Telescopes and space missions

Fresh light shed on black holes

08 Nov 2001

New observations of the X-rays and visible light emitted by the matter orbiting a black hole may challenge current theories about the regions that surround black holes. Henk Spruit of the Max Planck Institute for Astrophysics in Germany and colleagues believe that – in contrast with existing theories – the visible light they observed is synchrotron radiation that originates from a region of the disk about 20 000 kilometres from the black hole. This is the first time in over 20 years that X-rays and visible light from the disk around a black hole have been observed simultaneously (G Kanbach et al 2001 Nature 414 180).

Black holes are difficult to study because their gravity is so powerful that even light cannot escape it. But the gas and dust attracted to a black hole swirl around it in a flat ‘accretion disk’ before they are sucked in – and the particles in this disk glow because they are heated by friction. This radiation allows us to study the structure and formation of the disk, and can reveal clues about the black hole itself.

Spruit and colleagues observed X-rays and visible light from the disk around the black hole XTE J118+480. They found that the intensity of both signals varied periodically, but every jump in the optical output lagged behind the corresponding increase in the X-ray output by half a second.

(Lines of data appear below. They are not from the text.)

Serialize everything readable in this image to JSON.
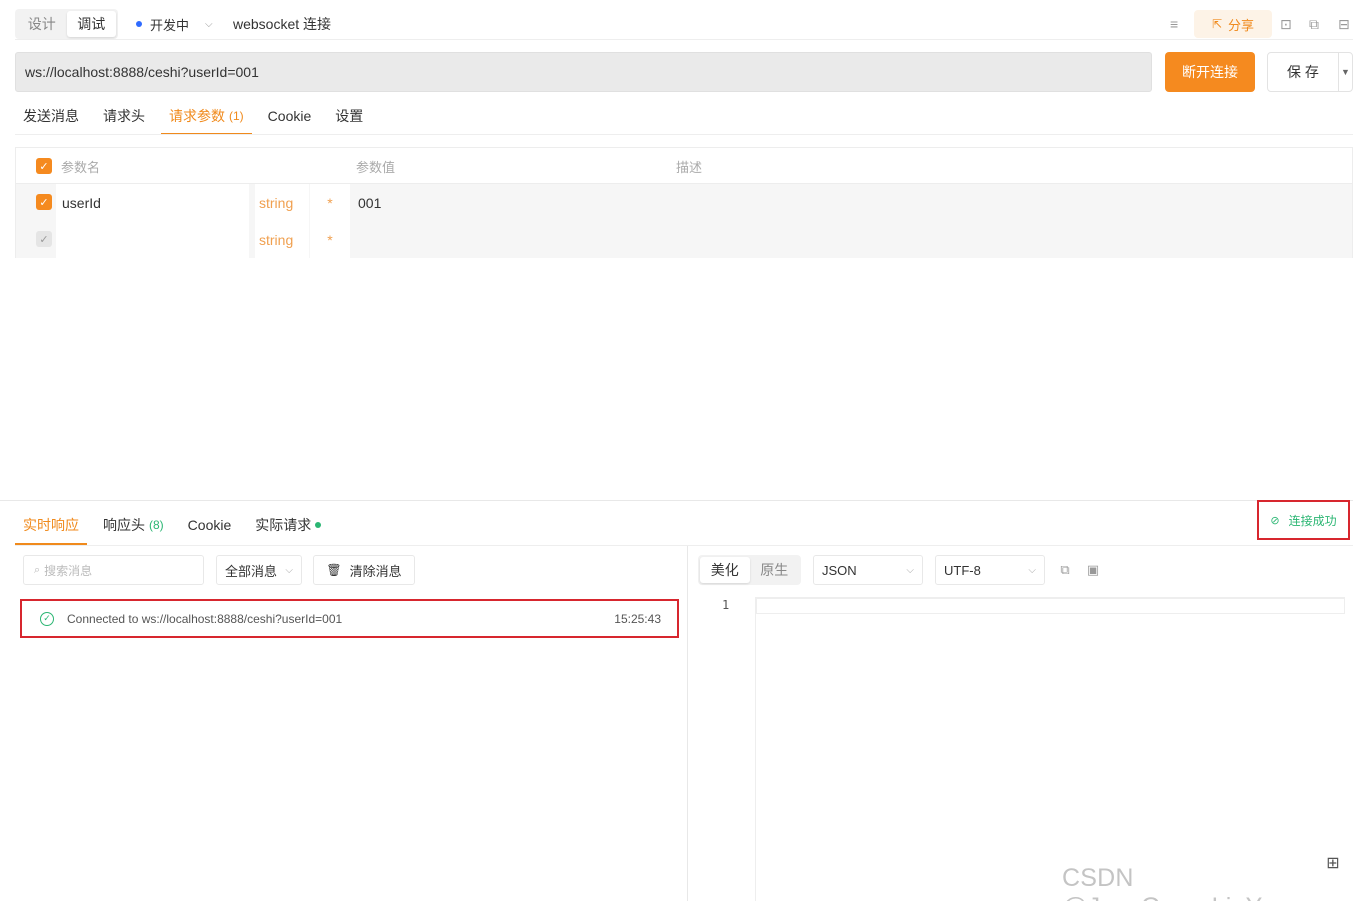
{
  "header": {
    "mode_tabs": [
      "设计",
      "调试"
    ],
    "active_mode": "调试",
    "status_label": "开发中",
    "endpoint_title": "websocket 连接",
    "share_label": "分享"
  },
  "url_bar": {
    "value": "ws://localhost:8888/ceshi?userId=001",
    "disconnect_label": "断开连接",
    "save_label": "保 存"
  },
  "request_tabs": [
    {
      "label": "发送消息",
      "count": ""
    },
    {
      "label": "请求头",
      "count": ""
    },
    {
      "label": "请求参数",
      "count": "(1)"
    },
    {
      "label": "Cookie",
      "count": ""
    },
    {
      "label": "设置",
      "count": ""
    }
  ],
  "params_table": {
    "headers": [
      "参数名",
      "参数值",
      "描述"
    ],
    "rows": [
      {
        "name": "userId",
        "type": "string",
        "required_mark": "*",
        "value": "001",
        "checked": true
      },
      {
        "name": "",
        "type": "string",
        "required_mark": "*",
        "value": "",
        "checked": false
      }
    ]
  },
  "response_tabs": [
    {
      "label": "实时响应",
      "count": ""
    },
    {
      "label": "响应头",
      "count": "(8)"
    },
    {
      "label": "Cookie",
      "count": ""
    },
    {
      "label": "实际请求",
      "count": ""
    }
  ],
  "connection_status": "连接成功",
  "message_panel": {
    "search_placeholder": "搜索消息",
    "filter_value": "全部消息",
    "clear_label": "清除消息",
    "messages": [
      {
        "text": "Connected to ws://localhost:8888/ceshi?userId=001",
        "time": "15:25:43"
      }
    ]
  },
  "viewer": {
    "format_tabs": [
      "美化",
      "原生"
    ],
    "language": "JSON",
    "encoding": "UTF-8",
    "line_number": "1"
  },
  "watermark": "CSDN @JavaGuru_LiuYu",
  "colors": {
    "accent": "#f58a1f",
    "success": "#2bb673",
    "highlight_box": "#d7262e"
  }
}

Spruit and colleagues initially thought that the well-known ‘X-ray reprocessing’ effect could explain their observations. In this process, X-rays from the inner portion of the accretion disk heat up gas and dust at the outer edge of the disk, making it emit visible light. But the team ruled this out when they found that the optical signal changed in intensity every few tens of milliseconds, whereas the X-ray intensity changed only every few seconds.

The researchers studied the fluctuations in the intensity of the visible light to determine the size of the region that emitted it. Since the intensity changed significantly on timescales of around hundred milliseconds, the region that produced the light could not be larger than the distance light can travel in that time – that is, about 30 000 kilometres.

To propose an alternative to X-ray reprocessing, Spruit and colleagues combined the estimate of the size of the emitting region with luminosity measurements of the visible light. Their calculations led them to suggest that the light is cyclosynchrotron radiation – radiation generated by charged particles accelerated in a circular path by a strong magnetic field. According to the team, the strength of the magnetic field at around 20 000 kilometres from the black hole would generate light at the luminosity that they observed.